Ritholtz Wealth Management's Ben Carlson has talked about the “20 most important personal finance laws to live by” in Fortune before. Today, I want to share Ben's rules and my take on each topic.
There are two types of people in this world: cheap f***s (CFs)—people who spend a little—and high rollers—people who spend a lot.
That shouldn’t surprise anyone. We all know examples of each. What is surprising is that there are so few people in the middle. And the people in the middle, the tiny minority of them, are the only ones with a healthy relationship with money.
I have stories. Boy, do I have stories of mind-bogglingly stupid financial behavior out of CFs and high rollers. Unfortunately, many of them read my stuff, so I will not be able to share them here. Maybe over drinks sometime.
Let me just say that your relationship with money is important because it affects all your other relationships. If you cheap out on college for your kids, everyone is going to end up in therapy. If you blow cash on six-figure cars when you make five figures, everyone is going to end up in therapy.
I came from a CF family, at least on my mother’s side. I got a passbook savings account at the age of eight and started depositing my allowance in there. The only money I didn’t save was the quarters I plunked into the Xevious machine at the arcade. I graduated high school in 1992 with $2,000, which was compounding at 8%. My friends blew their cash on garbage, and I laughed at them. This was my life.
You might say that I had an unhealthy relationship with money. Do you know how you know when you have an unhealthy relationship with money? When someone borrows 10 bucks off you, and it causes you stress. When paying for something, even something as simple as parking, causes you pain. You are not in control of your money—your money is in control of you. It is your master, and you need to be the one who masters your personal finances. So, change how you think about money and start living a more stress-free life today.
I’ll go further and say that you know you have an unhealthy relationship with money when you are living below your means. When you have a seven-figure bank account, and you’re living in a 1,200-square-foot house and driving a Saturn of the early 2000s vintage. When you can afford the JW Marriott but stay in a dilapidated Super 8. When you are causing yourself discomfort in order to save money, when there is really no reason to be saving money. That is how you know that you have an unhealthy relationship with money.
The converse is also true, naturally. These are the people who live above their means. The fancy cars, the fancy houses, the fancy vacations. The person who spends too much is a bit of a terrible cliché because these are the people that Dave Ramsey belittles all the time.
Yes, people spend too much money. But people also spend too little money. I bet if some social scientist ran a poll somewhere, what he or she would find is that the latter far outnumber the former. Ramsey isn’t the only one. We’ve farmed literally thousands of personal finance experts in this country, and they all say the same thing: Make your coffee at home. Consume less.
There is a pervasive belief that consumption is bad. This belief exists on both ends of the political spectrum. The left wants you to consume less because consumption is bad for the environment. The right wants you to consume less because luxury is considered a sin.
The solution is in the middle: to consume the right amount relative to your income and to live at your means. Not above your means, not below your means, but at your means.
There is another pervasive belief that people are not saving money unless they’re denying themselves small luxuries. People will be thirsty instead of spending a dollar on an Arizona iced tea at the gas station. The discomfort that they experience by being thirsty reinforces their belief that they are virtuous by forgoing consumption.

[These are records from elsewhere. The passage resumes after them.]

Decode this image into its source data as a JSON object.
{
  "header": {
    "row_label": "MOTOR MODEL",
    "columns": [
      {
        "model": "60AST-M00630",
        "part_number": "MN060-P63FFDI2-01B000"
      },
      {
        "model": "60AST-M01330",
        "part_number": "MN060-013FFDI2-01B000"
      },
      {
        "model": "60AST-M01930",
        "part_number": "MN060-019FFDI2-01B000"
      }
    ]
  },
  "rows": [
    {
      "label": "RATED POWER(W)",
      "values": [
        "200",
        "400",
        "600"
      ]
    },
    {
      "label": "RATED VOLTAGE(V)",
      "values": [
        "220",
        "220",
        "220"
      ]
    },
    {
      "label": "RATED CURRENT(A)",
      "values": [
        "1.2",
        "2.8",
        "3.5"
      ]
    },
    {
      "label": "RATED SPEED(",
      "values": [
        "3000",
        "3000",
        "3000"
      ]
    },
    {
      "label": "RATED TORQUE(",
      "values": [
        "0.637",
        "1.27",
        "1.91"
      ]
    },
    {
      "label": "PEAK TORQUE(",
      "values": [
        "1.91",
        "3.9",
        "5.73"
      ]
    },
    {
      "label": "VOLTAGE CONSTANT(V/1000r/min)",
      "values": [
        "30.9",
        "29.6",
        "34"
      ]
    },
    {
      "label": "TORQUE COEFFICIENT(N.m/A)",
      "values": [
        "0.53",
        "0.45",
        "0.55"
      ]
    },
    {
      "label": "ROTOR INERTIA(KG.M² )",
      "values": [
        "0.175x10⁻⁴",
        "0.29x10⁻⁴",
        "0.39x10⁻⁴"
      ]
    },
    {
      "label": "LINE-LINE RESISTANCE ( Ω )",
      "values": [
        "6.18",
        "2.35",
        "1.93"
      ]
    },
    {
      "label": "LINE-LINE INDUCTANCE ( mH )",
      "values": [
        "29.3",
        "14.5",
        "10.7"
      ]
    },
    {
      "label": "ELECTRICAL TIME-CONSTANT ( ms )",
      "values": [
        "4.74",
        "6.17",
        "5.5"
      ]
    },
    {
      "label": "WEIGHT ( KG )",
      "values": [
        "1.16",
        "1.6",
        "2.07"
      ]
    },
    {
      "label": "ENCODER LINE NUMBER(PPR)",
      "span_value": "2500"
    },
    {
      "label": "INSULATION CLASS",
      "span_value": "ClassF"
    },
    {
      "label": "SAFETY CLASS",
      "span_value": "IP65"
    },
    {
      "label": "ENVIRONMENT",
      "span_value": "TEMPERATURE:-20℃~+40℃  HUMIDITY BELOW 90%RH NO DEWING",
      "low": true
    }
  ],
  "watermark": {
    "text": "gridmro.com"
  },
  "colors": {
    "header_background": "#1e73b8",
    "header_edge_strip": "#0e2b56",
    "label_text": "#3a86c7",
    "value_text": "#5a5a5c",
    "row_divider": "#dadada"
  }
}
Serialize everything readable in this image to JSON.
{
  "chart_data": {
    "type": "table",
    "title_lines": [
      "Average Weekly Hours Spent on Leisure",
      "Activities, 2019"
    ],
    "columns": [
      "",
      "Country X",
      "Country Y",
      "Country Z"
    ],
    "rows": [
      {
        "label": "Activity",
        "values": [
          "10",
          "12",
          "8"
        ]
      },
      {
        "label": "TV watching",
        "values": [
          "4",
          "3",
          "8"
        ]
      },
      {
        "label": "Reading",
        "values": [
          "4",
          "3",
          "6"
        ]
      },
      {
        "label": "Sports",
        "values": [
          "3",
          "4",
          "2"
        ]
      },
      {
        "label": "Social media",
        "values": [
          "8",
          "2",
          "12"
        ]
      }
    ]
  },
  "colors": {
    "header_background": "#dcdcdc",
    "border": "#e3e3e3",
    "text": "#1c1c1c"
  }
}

I know because I used to do this. Now, if I am hungry, I buy food. If I am thirsty, I buy something to drink. If I am sleepy, I get a hotel room. That is literally what the money is for.
Yes, there are people who have problems with spending and going into debt. They are the object of ridicule by thousands of personal finance experts. If you fall into this category—if you’re burdened by debt—I’m here to help. The Ramsey types can kick rocks.
The goal here is to have a healthy relationship with money. You don’t want the porridge to be too hot or too cold, but just right. How do you know when you have a healthy relationship with money? When you no longer stress about money.
People who spend too much experience stress—they’re always worried about how to make the next credit card payment. People who spend too little experience stress—they’re agonizing over every penny.
The goal is not only not to experience stress about money, but to not even think about it at all. I have an assignment for you: Try to go a week without even thinking about money. I bet you can’t do it. It’s a lot harder than you think. Everywhere we go we are bombarded by financial decisions.